Here is why I feel so strongly that these services should be covered. One of the biggest fears for a parent who has a child with a disability is the constant worry over how independent and self-sufficient their child will be as they get older. One way that we can help support that independence is through services like ABA therapy (if the disability is autism). How can we expect and hope that individuals will be self-sufficient, if we don’t provide them with the tools to get there?
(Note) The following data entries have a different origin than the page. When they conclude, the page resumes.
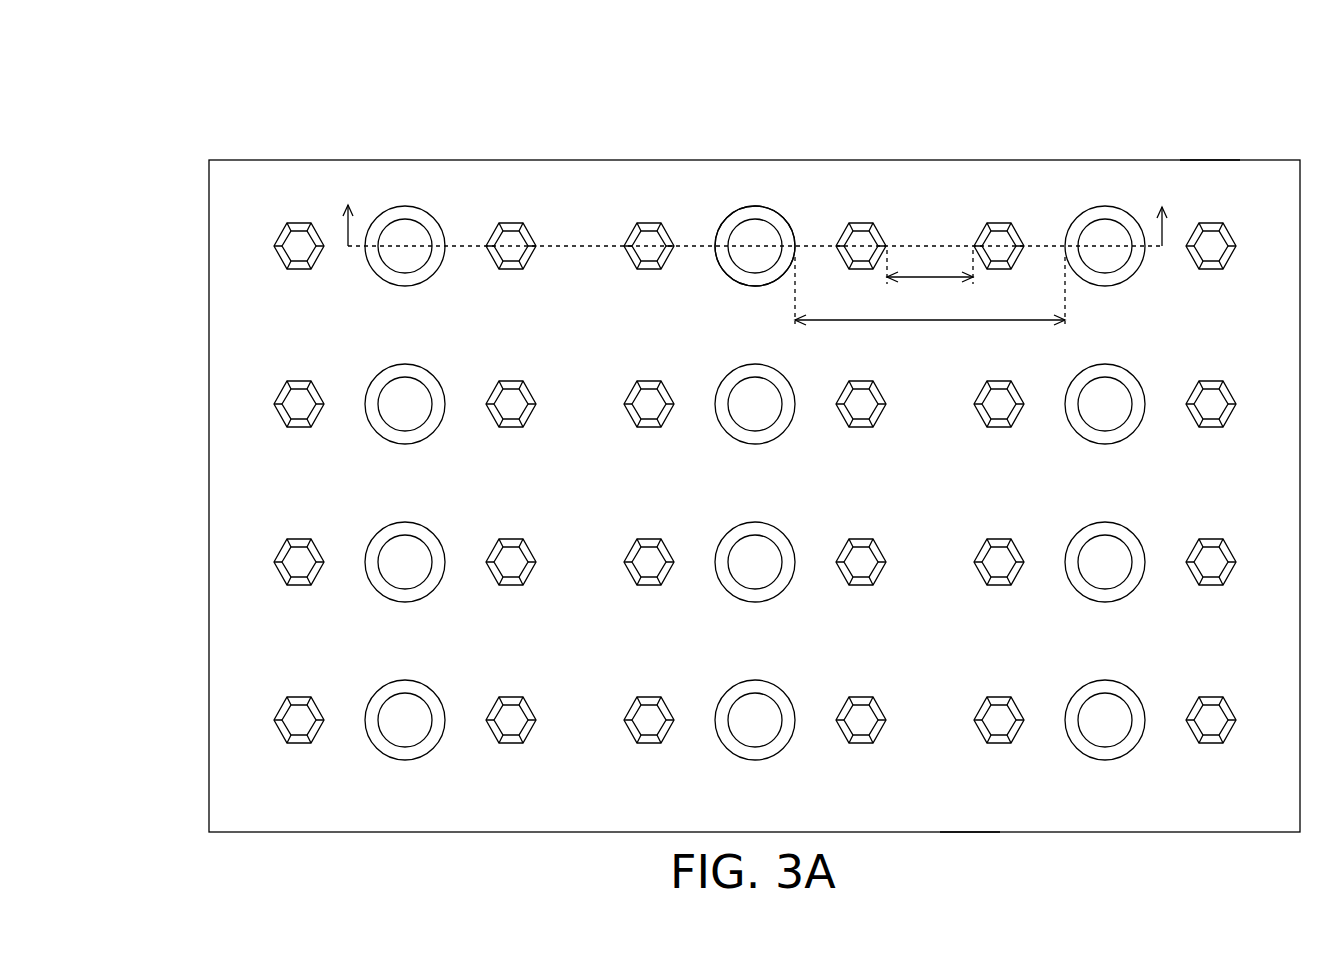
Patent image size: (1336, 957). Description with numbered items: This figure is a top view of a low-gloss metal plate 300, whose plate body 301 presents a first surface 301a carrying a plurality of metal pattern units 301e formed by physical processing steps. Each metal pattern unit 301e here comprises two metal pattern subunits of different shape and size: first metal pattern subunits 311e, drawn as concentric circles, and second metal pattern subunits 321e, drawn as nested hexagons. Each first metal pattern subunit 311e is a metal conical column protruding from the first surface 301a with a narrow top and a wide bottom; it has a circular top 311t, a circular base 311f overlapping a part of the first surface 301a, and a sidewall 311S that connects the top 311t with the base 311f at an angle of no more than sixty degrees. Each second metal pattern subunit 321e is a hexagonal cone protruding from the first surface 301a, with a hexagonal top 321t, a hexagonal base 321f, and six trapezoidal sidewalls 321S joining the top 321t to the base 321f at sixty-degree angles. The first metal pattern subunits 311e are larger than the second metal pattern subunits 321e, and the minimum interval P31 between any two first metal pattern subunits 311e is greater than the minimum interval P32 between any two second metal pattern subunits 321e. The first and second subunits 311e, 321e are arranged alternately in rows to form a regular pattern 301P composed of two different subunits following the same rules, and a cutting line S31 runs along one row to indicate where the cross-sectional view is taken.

The low-gloss metal plate 300 is at (141, 58).
The substrate 301 is at (209, 236).
The regular pattern 301P is at (1203, 150).
The first surface 301a is at (967, 812).
The metal pattern units 301e is at (1033, 76).
The first metal pattern subunits 311e is at (840, 118).
The circular base 311f is at (720, 224).
The circular top 311t is at (753, 237).
The sidewall 311S is at (783, 224).
The second metal pattern subunits 321e is at (1097, 118).
The hexagonal base 321f is at (999, 224).
The hexagonal top 321t is at (1003, 240).
The trapezoidal sidewalls 321S is at (1013, 238).
The section line S31 is at (757, 211).
The minimum interval between first metal pattern subunits P31 is at (930, 302).
The minimum interval between second metal pattern subunits P32 is at (930, 278).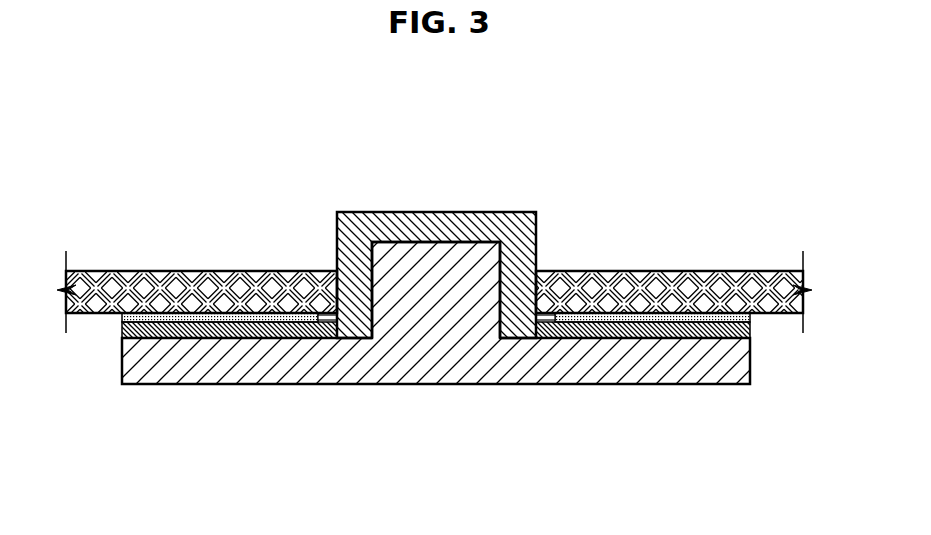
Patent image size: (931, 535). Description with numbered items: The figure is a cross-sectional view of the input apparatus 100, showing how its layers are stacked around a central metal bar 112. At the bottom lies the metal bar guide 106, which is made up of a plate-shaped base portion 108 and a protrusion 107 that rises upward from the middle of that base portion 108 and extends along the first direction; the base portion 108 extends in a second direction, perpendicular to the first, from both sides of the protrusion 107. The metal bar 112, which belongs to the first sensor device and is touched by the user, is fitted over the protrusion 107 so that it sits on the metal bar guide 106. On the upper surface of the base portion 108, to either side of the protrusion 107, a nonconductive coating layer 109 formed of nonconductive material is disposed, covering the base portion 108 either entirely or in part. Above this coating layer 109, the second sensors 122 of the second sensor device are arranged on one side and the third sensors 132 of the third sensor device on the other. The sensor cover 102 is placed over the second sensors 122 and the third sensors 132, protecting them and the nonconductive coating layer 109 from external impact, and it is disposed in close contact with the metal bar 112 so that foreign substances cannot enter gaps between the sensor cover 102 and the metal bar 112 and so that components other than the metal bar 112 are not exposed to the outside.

The input apparatus 100 is at (241, 174).
The sensor cover 102 is at (681, 283).
The metal bar guide 106 is at (436, 361).
The protrusion 107 is at (436, 339).
The base portion 108 is at (605, 372).
The nonconductive coating layer 109 is at (750, 330).
The metal bar 112 is at (427, 221).
The second sensor 122 is at (258, 313).
The third sensor 132 is at (612, 313).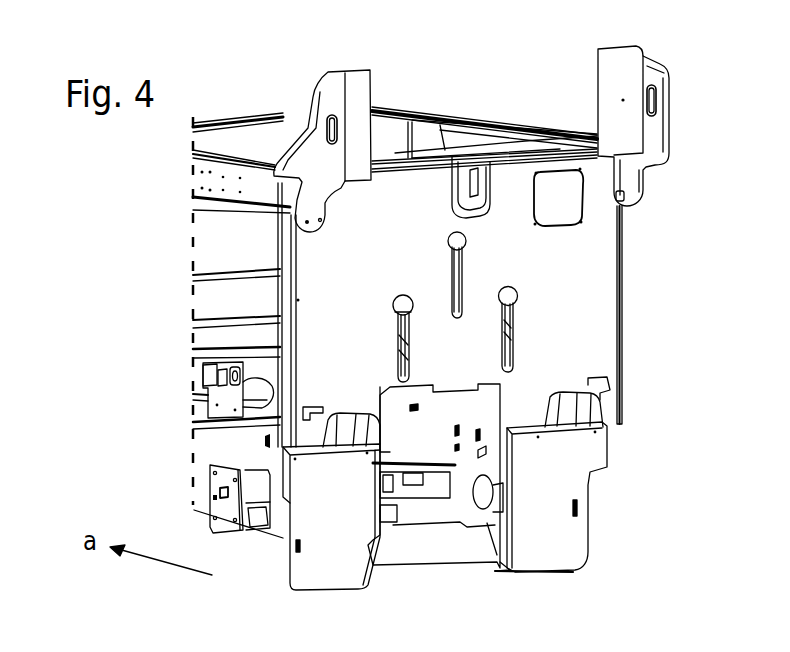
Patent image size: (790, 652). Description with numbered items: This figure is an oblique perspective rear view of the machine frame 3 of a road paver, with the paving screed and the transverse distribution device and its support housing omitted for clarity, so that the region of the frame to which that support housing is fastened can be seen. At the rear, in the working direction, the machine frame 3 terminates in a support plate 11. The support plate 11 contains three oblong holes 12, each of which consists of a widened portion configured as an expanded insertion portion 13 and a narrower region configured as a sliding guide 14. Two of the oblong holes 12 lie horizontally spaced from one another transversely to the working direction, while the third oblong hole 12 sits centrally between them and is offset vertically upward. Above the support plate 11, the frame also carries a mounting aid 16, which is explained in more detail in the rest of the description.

The machine frame 3 is at (438, 123).
The support plate 11 is at (335, 266).
The oblong hole 12 is at (456, 301).
The expanded insertion portion 13 is at (408, 298).
The sliding guide 14 is at (400, 364).
The mounting aid 16 is at (466, 178).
Another topic I wanted to talk about is a little more personal. Given that we are starting a new year, I think that one resolution a lot of parents can make is to try or continue to value your child’s progress, not where they may be struggling. This doesn’t just mean celebrating every victory, but also seeing their potential. Don’t set goals for them that are too attainable. Give them the chance to surprise you. So many special needs parents are afraid to take their children out in public. This is usually for 2 reasons; 1) it’s difficult and they worry about meltdowns, and 2) the judgment of other people. I get both reasons and have experienced them on more than one occasion. But don’t keep them from those experiences based on assumptions or fear. Think about what they can accomplish and how they might be able to surprise you. I know not every child is the same, but there are different ways you can push them to do new things and experience the world. Believe me, it will make your life easier in the long run!

That’s all I have for today. I hope everyone had a great New Year and I’ll write again soon!